I have a good relationship with my in-laws. After 30 years of being one family they really like me 🙂 . I come around once or twice a week. I help them with little things – in their late seventies/early eighties they are still very independent. My ‘job’ is to create lightness and a positive atmosphere – jokes, laughter. It’s easy for me. My parents have been gone for some time and when my mother-in-law runs around the kitchen while I simply sit at the table and wait for my plate to be put in front of me, I feel like I am back in my childhood. And I am grateful for that.
In the last couple of years I’ve been noticing some changes in them – physical and emotional. I notice and I adjust. I adjust the way I react, when I realise they don’t remember or don’t hear something I said. When they suddenly get short-tempered and upset with something insignificant (in my view 🙂 ). When they tell me that I mislead them by giving them incorrect information, which I didn’t (this one is the hardest for me, but I am working on it 🙂 ). And it’s not because I have impeccable self-control (which I don’t 🙂 ). It’s because as much as I like them, they are not MY parents.

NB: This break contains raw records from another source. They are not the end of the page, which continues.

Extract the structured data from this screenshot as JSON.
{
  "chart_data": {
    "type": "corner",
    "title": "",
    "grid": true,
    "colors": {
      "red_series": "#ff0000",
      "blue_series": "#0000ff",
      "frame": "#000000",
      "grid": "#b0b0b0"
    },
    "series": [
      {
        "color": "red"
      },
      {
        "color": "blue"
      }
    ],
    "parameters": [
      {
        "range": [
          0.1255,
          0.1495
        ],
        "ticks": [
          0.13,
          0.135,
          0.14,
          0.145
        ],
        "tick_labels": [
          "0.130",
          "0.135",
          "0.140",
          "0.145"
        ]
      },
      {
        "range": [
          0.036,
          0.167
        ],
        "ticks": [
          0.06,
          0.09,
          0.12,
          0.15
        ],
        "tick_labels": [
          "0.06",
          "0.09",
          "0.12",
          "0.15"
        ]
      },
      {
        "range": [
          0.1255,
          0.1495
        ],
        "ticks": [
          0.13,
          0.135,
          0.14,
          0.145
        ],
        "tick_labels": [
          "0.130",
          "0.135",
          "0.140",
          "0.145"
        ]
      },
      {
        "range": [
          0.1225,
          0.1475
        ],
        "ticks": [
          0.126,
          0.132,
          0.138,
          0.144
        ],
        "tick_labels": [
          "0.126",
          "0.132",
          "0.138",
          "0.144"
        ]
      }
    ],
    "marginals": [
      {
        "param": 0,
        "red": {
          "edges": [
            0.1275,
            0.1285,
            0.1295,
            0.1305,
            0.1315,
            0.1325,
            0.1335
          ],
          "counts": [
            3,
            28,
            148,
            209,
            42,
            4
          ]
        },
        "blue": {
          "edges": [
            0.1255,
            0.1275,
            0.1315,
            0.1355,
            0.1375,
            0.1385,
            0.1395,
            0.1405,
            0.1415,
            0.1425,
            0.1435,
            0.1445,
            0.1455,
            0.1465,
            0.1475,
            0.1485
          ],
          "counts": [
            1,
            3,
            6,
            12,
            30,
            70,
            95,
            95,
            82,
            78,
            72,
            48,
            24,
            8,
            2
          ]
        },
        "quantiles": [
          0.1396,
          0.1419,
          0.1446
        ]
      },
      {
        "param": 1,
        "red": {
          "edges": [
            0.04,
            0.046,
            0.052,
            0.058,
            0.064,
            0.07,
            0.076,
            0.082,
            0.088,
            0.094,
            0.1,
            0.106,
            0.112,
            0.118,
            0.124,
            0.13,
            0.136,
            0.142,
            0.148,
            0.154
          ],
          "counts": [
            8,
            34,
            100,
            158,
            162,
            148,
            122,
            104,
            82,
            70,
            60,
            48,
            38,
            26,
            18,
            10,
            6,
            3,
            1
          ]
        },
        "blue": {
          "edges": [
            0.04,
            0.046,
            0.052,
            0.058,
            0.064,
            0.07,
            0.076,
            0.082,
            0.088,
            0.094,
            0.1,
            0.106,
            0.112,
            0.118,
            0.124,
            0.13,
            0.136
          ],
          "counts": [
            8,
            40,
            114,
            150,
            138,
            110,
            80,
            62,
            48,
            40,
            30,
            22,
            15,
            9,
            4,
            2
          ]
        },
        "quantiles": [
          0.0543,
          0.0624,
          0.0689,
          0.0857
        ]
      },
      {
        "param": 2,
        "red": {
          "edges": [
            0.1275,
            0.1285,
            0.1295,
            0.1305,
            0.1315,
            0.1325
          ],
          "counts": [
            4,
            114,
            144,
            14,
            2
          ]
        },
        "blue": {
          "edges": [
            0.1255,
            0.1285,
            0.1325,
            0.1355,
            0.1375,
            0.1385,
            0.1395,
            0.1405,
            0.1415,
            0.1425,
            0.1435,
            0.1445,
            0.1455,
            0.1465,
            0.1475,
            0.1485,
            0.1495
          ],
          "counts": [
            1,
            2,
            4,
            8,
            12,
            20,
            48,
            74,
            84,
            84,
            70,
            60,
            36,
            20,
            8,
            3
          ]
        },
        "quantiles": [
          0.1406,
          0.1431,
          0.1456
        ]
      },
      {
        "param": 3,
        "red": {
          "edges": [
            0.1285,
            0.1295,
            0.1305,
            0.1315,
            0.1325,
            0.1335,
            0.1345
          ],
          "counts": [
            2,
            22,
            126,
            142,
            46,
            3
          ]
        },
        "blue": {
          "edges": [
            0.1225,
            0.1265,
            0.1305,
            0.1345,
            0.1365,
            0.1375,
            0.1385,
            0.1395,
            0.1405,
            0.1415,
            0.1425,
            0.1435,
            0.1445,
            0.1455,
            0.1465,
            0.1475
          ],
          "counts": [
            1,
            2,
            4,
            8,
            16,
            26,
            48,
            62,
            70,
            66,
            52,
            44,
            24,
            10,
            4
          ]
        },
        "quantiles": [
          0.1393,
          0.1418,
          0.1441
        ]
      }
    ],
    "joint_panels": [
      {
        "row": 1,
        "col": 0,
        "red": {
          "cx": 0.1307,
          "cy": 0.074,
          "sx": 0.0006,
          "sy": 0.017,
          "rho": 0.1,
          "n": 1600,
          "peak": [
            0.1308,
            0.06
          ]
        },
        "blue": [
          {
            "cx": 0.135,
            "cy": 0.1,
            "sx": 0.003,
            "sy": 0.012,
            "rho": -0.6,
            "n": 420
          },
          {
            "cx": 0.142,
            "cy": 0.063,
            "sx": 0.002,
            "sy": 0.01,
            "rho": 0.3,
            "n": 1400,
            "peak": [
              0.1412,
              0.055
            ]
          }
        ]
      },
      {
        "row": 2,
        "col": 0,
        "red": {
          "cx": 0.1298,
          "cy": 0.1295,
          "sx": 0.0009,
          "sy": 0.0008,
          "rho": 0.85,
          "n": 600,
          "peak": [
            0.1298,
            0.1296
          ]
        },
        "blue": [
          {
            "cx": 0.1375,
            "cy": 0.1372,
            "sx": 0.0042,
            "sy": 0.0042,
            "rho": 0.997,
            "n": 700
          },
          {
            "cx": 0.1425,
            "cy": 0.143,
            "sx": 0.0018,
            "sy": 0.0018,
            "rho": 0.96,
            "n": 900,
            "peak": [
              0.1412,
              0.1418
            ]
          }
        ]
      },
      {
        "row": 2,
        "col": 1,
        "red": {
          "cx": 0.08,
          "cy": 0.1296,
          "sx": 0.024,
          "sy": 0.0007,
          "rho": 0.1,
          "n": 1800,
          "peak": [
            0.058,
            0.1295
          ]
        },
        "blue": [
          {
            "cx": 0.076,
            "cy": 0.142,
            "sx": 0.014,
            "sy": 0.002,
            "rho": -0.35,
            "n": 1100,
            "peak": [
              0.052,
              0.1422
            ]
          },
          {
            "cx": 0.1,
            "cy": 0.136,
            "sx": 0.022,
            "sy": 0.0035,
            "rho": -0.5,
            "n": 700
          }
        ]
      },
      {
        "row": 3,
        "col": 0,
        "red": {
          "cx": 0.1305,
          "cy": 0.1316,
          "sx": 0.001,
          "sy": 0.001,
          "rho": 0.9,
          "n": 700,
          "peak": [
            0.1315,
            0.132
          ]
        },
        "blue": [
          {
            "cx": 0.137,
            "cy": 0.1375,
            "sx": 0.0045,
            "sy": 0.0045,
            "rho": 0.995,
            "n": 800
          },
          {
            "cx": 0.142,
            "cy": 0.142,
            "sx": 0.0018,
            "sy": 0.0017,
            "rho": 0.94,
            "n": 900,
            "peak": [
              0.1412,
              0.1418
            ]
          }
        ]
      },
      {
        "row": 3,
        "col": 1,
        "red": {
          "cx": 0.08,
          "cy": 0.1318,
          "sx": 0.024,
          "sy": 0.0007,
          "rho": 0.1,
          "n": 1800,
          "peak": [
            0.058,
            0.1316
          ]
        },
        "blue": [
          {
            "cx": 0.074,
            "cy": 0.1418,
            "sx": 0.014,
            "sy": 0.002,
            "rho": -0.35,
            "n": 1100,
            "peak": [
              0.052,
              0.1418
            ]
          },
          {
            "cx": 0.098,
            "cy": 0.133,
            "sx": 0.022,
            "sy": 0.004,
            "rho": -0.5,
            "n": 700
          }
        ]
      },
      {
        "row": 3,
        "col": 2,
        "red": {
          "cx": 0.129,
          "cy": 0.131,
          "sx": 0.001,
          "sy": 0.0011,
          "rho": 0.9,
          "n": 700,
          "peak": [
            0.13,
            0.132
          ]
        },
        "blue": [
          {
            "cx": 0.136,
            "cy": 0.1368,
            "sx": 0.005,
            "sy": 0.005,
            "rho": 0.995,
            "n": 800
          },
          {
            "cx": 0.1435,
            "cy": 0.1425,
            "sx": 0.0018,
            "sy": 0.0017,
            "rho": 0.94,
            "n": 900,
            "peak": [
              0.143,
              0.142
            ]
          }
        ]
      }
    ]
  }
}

What I see, when I talk to my friends, is how hard it is for many of them to deal with the declining of their parents. They get upset and angry when their parents stop behaving the way they always behaved and start becoming different and difficult.
All our life we relied on our parents. We were the children. We are still their children. But now the whole situation is changing and we object! We still want to be able to come to them for emotional support and help. But instead we often have to deal with ‘childish’ behaviour. This is not something to accept easily.
I think there is another reason why we get so angry when we see their physical decline. I think we unconsciously project it onto ourselves: “Is this going to happen to me too? “ And it scares the hell out us! I don’t think we realise how deep our connection to our parents is. My mum passed away 25 years ago. She was 51. During the last 25 years I have gotten used to a life without her. I don’t have the medical condition that contributed to her early death. But one day I woke up and realised that I lived one day longer than my mum. How on earth this thought came into my head I would never know. It’s not that I was counting. Or maybe something in me was?
Our parents, people who always loved and supported us, start making our life difficult at some point. Well, they are not going to do it forever, because they are not going to be here forever. So, regardless how angry and frustrated they sometimes make us feel, we can try to remember to make this time together as enjoyable as possible, for them and for ourselves. After all – the memories of good times – this is what stays with us after people we loved are gone.